The three-year veteran is a coach's nightmare -- fantastically talented, but maddeningly immature

This was supposed to be the season Robby Anderson finally became a superstar wide receiver, but it hasn't happened that way.

After 941 receiving yards and seven touchdowns last season, the 25-year-old out of Temple came into Sunday's game against the Titans with only 368 yards, three touchdowns and two lost fumbles in nine games.

The first half of Sunday's game in Nashville showed just how frustrating Anderson can be for fans, and for head coach Todd Bowles.

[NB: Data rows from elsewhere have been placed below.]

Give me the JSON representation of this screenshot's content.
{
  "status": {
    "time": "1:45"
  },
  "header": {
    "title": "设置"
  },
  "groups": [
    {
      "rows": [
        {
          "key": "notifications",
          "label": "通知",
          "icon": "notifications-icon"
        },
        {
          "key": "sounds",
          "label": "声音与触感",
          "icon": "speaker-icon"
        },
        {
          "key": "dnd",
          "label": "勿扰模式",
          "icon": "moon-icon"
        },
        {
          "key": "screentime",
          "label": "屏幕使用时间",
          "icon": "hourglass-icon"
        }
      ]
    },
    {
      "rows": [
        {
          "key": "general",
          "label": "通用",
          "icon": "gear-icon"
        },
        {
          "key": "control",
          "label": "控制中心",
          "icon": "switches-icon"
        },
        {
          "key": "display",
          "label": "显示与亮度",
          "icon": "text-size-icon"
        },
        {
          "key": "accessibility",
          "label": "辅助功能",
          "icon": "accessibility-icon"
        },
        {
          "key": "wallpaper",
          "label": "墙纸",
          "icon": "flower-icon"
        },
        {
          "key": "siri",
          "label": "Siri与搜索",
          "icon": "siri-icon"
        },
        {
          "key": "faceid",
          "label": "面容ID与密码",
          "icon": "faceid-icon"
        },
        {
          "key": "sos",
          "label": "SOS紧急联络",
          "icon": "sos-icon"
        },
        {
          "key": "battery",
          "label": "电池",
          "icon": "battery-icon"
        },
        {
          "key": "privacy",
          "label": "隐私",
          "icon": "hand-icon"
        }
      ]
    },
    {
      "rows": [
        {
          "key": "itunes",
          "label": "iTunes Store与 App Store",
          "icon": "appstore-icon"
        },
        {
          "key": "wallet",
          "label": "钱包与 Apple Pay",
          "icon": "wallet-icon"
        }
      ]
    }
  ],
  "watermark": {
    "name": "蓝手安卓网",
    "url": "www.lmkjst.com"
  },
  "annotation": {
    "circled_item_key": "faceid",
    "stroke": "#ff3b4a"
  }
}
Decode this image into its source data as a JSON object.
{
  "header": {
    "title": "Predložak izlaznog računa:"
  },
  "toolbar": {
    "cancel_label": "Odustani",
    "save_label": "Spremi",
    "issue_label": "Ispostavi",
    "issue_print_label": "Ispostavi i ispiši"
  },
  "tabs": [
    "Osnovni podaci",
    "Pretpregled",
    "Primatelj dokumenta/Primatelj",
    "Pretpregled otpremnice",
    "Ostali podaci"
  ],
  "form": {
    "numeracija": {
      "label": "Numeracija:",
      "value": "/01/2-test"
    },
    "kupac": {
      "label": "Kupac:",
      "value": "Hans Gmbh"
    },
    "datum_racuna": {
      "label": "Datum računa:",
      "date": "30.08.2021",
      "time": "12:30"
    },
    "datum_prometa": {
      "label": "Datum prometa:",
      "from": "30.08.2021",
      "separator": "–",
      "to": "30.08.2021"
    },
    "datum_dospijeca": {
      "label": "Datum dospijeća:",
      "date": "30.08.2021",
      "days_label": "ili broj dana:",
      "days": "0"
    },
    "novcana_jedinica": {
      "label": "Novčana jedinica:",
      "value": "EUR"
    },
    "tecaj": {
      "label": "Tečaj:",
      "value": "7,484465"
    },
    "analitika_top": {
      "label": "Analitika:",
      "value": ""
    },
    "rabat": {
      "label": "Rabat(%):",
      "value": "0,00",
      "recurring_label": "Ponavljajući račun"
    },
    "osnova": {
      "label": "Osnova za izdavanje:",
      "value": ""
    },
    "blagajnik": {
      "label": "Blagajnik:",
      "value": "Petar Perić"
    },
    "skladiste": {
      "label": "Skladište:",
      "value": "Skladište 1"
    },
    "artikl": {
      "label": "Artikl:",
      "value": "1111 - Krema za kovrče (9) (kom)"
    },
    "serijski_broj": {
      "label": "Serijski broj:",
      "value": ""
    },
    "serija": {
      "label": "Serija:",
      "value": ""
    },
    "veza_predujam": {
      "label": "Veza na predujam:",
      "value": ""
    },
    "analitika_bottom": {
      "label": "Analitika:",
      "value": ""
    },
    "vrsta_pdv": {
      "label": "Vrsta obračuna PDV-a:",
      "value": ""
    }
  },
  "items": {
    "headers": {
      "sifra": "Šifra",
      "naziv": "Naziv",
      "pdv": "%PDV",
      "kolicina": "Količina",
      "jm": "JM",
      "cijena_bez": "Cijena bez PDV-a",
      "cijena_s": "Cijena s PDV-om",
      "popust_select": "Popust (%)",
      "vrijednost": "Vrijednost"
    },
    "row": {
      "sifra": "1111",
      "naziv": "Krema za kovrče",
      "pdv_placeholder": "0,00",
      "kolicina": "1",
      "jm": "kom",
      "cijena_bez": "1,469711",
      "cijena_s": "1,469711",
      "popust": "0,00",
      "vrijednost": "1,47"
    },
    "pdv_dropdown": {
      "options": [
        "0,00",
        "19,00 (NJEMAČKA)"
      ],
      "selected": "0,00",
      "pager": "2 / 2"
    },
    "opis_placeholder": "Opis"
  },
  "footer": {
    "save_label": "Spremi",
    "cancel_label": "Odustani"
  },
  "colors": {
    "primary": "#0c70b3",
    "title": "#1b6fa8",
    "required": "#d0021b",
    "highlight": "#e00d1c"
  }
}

Anderson caught three passes for 40 yards, all with Titans star corner Adoree' Jackson in coverage, and one for 16 yards to convert a third-and-3. The 40 yards are only four shy of his high for a game since he went for 123 in a Week 5 win over the Broncos.

That's the good part.

But here's the bad. After that 16-yard catch, Anderson, seemingly upset because he was hit out of bounds, got up and spiked the ball, drawing an unsportsmanlike conduct penalty (his second of the season).

Anderson will be a restricted free agent after the season, but instead of being OK with a one-year tender (like the one Quincy Enunwa is playing on this year), he told The New York Daily News this week that he wants a long-term deal. Anderson is making $633K in the last year of his three-year, $1.63 million deal.

“I would hope not to be tendered,” he said. “Because I don’t want to be here for possibly just one more year. I want to be here for the long term. I feel like I worked hard. (The RFA tender) is a step up from where I’m at now. But I want to be here for the long term.

“I want to be a Jet. Clearly, they feel the same way, because they didn’t get rid of me. So, I want to be here for the long run. And I want to be the best I can be. I want to feel appreciated and just be understood. I just want to be a great football player.”

If that's truly his aim, he'll stick to making big plays and being a pain in the neck to cover. Not a pain in the neck because of his antics.